What’s the point of canvas vs. connected apps, and what should I be thinking about when choosing between them?
We’re in the process of building out a couple tools that will be integrated with our Salesforce instance and I’m weighing the pros and cons of canvas vs. connected apps (as well as Visualforce, but that’s another question), and for the life of me I can’t figure out what differences there are between the two that would matter from an architect perspective.
So far it seems that, both provide a way to get an access token, can be run on any servers, can use any development language. So what’s the deal?
Canvas apps are designed to the part of the user interface. Either the app is designed to appear to be native to salesforce.com, like a Visualforce page, or is intended to be accessed through salesforce.com, such as legacy cloud apps. Authentication for a canvas app is server-initiated and controlled by profiles and permission settings. The app cannot be accessed outside salesforce.com unless it provides an alternative login mechanism. The session lifespan is only as long as the user is logged in to the user interface. The app has full access to the user’s data, just as any normal API-style application. The app must be cloud-based. Access is automatically granted.
Connected apps are designed to be run independently of the user interface. Either the app is hosted on an external website that interfaces with salesforce.com, or is a desktop or mobile app that runs on a client. Authenication for a connected app is client-initiated and must be done per-client. Connected apps are usually accessed outside salesforce.com, although this is not a stringent requirement. The session lifespan may be indefinite until revoked by the user or an administrator. the app has limited access to the user’s data (referred to as the scope), which may be as minimal as identity confirmation only up to full access. The app may be run on a server or client. Access must be manually granted.
Canvas apps excel at providing services that are accessed through the user interface of salesforce.com. For example, a service that provides salesforce.com users the ability to send mass emails could be implemented as a canvas app. The app doesn’t need to be run when the user is not log in, and doesn’t have any meaningful context outside salesforce.com. The app doesn’t request a username, password, or security token, because the authentication is initiated by the server. From the user’s perspective, the integration is seamless, and they may not even be aware that they are running an application on a third-party server. This design model is identical to API-enabled programs that are accessed through a web tab by providing a session ID; this mechanism is meant to replace that model of logging in. It has better security because the administrator can control access per-profile, while the old model only permitted either all-or-none access to any API via the “API Enabled” permission. Note that the API must still be enabled, but even when enabled, if a user doesn’t have access to the app, they won’t be able to access it.
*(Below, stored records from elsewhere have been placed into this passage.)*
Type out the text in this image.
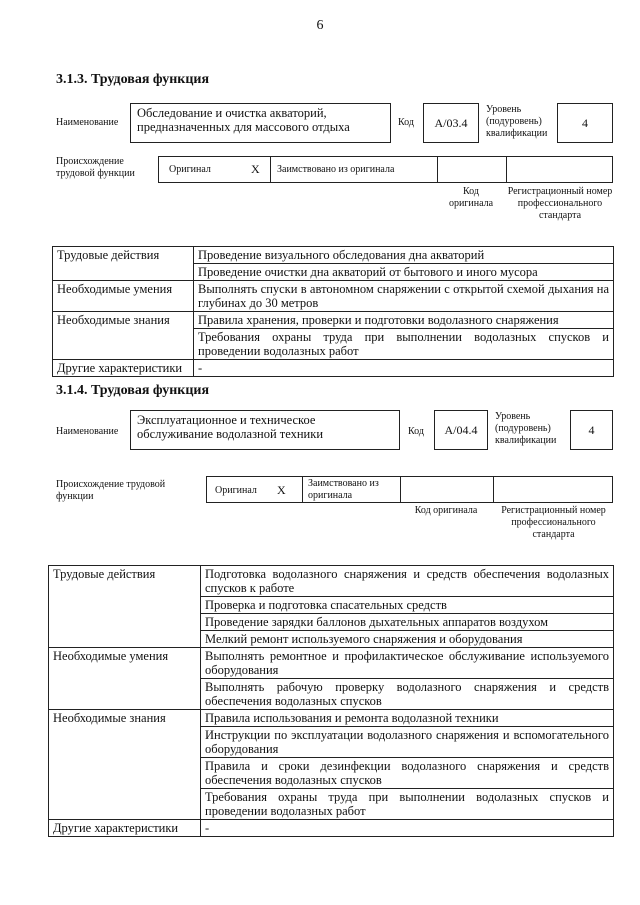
6
3.1.3. Трудовая функция
Наименование
Обследование и очистка акваторий, предназначенных для массового отдыха	Код	A/03.4
Уровень (подуровень) квалификации
4
Происхождение трудовой функции	Оригинал	X Заимствовано из оригинала
Код оригинала
Регистрационный номер профессионального стандарта
Трудовые действия	Проведение визуального обследования дна акваторий
	Проведение очистки дна акваторий от бытового и иного мусора
Необходимые умения	Выполнять спуски в автономном снаряжении с открытой схемой дыхания на глубинах до 30 метров
Необходимые знания	Правила хранения, проверки и подготовки водолазного снаряжения
	Требования охраны труда при выполнении водолазных спусков и проведении водолазных работ
Другие характеристики	-
3.1.4. Трудовая функция
Наименование
Эксплуатационное и техническое обслуживание водолазной техники	Код	A/04.4
Уровень (подуровень) квалификации
4
Происхождение трудовой функции
Оригинал X Заимствовано из оригинала
Код оригинала	Регистрационный номер профессионального стандарта
Трудовые действия	Подготовка водолазного снаряжения и средств обеспечения водолазных спусков к работе
	Проверка и подготовка спасательных средств
	Проведение зарядки баллонов дыхательных аппаратов воздухом
	Мелкий ремонт используемого снаряжения и оборудования
Необходимые умения	Выполнять ремонтное и профилактическое обслуживание используемого оборудования
	Выполнять рабочую проверку водолазного снаряжения и средств обеспечения водолазных спусков
Необходимые знания	Правила использования и ремонта водолазной техники
	Инструкции по эксплуатации водолазного снаряжения и вспомогательного оборудования
	Правила и сроки дезинфекции водолазного снаряжения и средств обеспечения водолазных спусков
	Требования охраны труда при выполнении водолазных спусков и проведении водолазных работ
Другие характеристики	-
Connected apps, on the other hand, are intended to be accessed outside of salesforce.com. While there are still profile- and permission set-level controls, an initial authorization still has to occur. Depending on the app, the user may need to provide a username, password, and security token, although the “web flow” can still be used to obtain a token. Unlike a canvas app, this app now has access to the system for as long as the access token remains valid. This could be days, weeks, months, years, forever. Each individual client has its own authorization token, and this token can be revoked as necessary. For example, an instant messaging system that leverages salesforce.com’s Chatter would be a connected app. If the device is lost or stolen, the authentication token can be revoked, removing that client’s ability to use the system. Since the username, password, and token are not stored by the client, there is no way the device could access salesforce.com data once the authenication token is revoked. Login is not seamless, though, so one wouldn’t ordinarily want to simply place a connected app in a web tab, since the user would have to grant access.
Generally speaking, there are a few pertinent questions that will decide which mode of access you want to use:
- Should the app appear in the UI? (yes: canvas, no: connnected)
- Does the app need long-lived access to the system? (yes: connected, no: canvas)
- Does the app run on a client? (yes: connected, no: connected/canvas)
- Should the apps access be limited by scope? (yes: connected, no: connected/canvas)
- Can the app be lost or otherwise physically compromised? (yes: connected, no: canvas)
- Does the app provide functionality outside salesforce? (yes: connected, no: canvas)
These examples are just like other popular APIs out there, such as Facebook or so-called “social APIs”.
- A news website that lets you Chatter about articles: connected
- A mass emailer app that lets you email from a variety of mailing lists: connected
- A website that lets you log in to your account through salesforce.com: connected
- A desktop data loader application: connected
- A blog that Chatters about new articles and comments: connected
- A custom calendar that appears in salesforce.com and pulls data from other sources: canvas
- A mass emailer that can only be used with salesforce.com: canvas
- A legacy application an enterprise uses that needs to be exposed through salesforce.com’s UI: canvas
- A data cleansing tool that runs inside salesforce.com: canvas
- A bug tracker app that appears inside the salesforce.com UI: canvas
A canvas app is an “embedded app,” similar to older applications that accepted a session ID in order to use, classically like a S-Control tab, but with better permission control.
A connected app is an “API app,” similar to older applications that used a username and password to obtain a session ID in order to use, but can be revoked from the system, have a longer session lifespan than a session ID, and have fine-tuned controls to limit access as necessary.